We have a loan with 4 parcels of land as collateral and all 4 parcels are in a floodplain. 2 of the parcels have buildings on them which our borrower owns the buildings and the land. The other 2 parcels our borrower only owns the land…one has a billboard and the other has a cell tower. The cell tower has a building (a roof & 4 walls) located next to it which sits up on concrete stilts and we assume is used for equipment for the cell tower. Our question is if our borrower only owns the land and the cell tower w/building is in a floodplain who is responsible for the flood insurance? And is flood insurance required? We think flood insurance is required because the “building has a roof & 4 walls.

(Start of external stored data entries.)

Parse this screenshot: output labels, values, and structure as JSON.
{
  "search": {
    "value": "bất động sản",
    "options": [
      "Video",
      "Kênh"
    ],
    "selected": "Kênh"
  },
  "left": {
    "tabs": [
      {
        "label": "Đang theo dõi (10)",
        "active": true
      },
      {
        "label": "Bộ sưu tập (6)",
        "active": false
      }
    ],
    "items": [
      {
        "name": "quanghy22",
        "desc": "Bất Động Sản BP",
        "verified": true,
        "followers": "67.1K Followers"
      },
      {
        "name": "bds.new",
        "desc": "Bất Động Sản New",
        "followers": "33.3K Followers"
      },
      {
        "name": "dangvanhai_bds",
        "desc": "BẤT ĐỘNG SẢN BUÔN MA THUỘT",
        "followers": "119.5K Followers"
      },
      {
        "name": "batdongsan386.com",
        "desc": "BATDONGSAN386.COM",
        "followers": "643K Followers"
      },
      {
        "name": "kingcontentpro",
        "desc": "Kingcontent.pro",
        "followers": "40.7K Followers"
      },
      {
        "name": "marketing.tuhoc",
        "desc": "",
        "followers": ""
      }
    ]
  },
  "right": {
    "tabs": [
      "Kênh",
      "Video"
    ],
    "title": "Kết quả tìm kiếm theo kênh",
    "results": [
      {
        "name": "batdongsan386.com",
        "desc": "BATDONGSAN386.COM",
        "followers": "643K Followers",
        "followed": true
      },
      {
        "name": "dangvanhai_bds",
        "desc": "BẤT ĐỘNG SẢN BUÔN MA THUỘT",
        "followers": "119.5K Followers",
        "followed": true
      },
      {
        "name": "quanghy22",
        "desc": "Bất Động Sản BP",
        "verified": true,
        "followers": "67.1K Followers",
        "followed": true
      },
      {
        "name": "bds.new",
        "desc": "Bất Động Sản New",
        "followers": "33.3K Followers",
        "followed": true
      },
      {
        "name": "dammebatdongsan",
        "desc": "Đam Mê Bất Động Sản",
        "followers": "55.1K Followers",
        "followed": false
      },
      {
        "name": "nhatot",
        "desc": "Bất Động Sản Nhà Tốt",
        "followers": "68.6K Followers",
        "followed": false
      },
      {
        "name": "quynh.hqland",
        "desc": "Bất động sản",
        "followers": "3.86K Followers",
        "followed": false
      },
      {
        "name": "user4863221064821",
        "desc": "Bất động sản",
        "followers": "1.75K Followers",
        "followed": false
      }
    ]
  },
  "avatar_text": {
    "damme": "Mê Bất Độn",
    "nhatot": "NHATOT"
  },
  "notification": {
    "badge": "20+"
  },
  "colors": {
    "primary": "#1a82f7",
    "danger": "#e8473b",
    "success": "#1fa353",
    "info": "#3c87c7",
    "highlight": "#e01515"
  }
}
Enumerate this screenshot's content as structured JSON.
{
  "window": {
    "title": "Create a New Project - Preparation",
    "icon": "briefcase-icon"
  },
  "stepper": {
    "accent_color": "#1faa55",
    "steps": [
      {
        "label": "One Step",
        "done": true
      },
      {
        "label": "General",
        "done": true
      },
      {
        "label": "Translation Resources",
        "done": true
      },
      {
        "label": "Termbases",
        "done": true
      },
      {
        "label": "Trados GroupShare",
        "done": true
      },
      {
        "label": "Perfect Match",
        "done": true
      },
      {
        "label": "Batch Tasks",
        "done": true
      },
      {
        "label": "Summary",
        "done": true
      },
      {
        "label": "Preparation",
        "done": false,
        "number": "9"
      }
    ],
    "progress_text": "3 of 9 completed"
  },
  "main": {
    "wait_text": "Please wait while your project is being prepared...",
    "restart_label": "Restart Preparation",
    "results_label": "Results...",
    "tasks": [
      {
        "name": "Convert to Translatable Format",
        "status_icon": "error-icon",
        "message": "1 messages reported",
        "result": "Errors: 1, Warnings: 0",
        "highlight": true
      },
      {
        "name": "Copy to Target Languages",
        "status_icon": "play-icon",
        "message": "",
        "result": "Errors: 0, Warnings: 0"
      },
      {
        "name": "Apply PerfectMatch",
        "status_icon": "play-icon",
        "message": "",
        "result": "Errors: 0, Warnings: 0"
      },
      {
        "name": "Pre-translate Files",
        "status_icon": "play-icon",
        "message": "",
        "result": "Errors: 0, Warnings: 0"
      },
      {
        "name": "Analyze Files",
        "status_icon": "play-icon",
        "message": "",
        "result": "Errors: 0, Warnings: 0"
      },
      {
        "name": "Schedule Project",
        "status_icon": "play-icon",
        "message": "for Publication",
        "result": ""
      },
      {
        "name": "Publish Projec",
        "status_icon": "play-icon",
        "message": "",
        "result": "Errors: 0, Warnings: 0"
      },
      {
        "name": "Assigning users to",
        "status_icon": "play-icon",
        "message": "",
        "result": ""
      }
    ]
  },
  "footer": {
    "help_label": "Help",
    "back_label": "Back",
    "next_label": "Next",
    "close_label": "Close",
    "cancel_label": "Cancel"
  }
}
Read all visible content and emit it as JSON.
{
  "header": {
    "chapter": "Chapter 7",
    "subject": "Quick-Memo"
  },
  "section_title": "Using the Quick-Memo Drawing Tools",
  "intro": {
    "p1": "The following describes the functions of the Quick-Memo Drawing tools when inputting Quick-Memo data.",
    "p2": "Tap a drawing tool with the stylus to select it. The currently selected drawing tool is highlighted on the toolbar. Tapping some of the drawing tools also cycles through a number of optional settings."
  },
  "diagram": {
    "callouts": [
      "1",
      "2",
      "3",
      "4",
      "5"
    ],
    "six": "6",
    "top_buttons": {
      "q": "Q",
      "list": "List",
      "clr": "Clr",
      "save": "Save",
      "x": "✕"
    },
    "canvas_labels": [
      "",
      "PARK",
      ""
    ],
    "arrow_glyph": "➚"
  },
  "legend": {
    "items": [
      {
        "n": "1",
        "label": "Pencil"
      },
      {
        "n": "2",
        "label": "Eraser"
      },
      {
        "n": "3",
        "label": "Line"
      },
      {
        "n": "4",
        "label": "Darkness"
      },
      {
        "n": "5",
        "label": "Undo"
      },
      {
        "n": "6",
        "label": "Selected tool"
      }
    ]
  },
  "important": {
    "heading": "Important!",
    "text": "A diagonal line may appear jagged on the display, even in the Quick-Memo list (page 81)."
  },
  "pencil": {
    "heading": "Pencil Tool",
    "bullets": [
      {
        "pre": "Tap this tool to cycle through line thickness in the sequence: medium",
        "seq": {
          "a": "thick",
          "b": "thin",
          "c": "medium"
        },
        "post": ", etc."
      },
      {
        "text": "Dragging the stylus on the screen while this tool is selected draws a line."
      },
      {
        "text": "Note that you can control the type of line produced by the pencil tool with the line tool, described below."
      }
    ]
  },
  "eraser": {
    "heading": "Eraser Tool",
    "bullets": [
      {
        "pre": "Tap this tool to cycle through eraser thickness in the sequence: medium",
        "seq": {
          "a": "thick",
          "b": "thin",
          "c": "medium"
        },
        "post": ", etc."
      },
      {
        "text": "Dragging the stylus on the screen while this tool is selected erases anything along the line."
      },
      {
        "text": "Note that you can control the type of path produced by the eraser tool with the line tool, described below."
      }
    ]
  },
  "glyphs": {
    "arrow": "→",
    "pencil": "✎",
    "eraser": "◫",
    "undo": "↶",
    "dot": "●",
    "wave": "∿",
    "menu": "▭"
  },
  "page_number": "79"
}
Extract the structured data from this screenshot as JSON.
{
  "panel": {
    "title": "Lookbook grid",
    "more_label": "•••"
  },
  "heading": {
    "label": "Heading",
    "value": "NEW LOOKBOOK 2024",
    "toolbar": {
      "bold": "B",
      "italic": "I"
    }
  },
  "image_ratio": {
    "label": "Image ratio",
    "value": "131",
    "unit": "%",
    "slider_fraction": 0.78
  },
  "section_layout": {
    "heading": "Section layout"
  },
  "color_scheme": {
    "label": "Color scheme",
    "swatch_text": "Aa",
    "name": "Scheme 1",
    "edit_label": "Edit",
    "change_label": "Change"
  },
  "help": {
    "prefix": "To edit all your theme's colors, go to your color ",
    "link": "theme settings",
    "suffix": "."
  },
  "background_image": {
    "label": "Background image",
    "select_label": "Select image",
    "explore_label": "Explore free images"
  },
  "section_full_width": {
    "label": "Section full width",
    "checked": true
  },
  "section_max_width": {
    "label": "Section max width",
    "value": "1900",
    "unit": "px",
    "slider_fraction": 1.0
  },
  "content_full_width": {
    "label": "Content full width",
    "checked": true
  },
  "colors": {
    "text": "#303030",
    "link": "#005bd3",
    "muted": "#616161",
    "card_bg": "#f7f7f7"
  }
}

We did find this while researching but wanted to be sure we were think correctly. NYCalls Questions – December 3, 2012 Flood Insurance Teleconference
1. An organization owns the land on which a building (owned by another organization) sits. The property is located in a V zone. Both organizations have common ownership. The organization that owns the building pays lot rent to the organization that owns the land.
If we issue a loan to the organization that owns the land, securing only the land, is the customer exempt from flood insurance because the building is owned by a separate organization?
The loan described in this scenario does not meet the definition of a designated loan because it is not secured by a building or manufactured home. The borrower is not required to obtain flood insurance under these circumstances
The flood regulation states a bank shall not make, increase, extend, or renew any designated loan unless the building or mobile home and any personal property securing the loan is covered by flood insurance for the term of the loan.
I agree with the information you cited above – if you don’t have a security interest in the building, flood insurance isn’t required.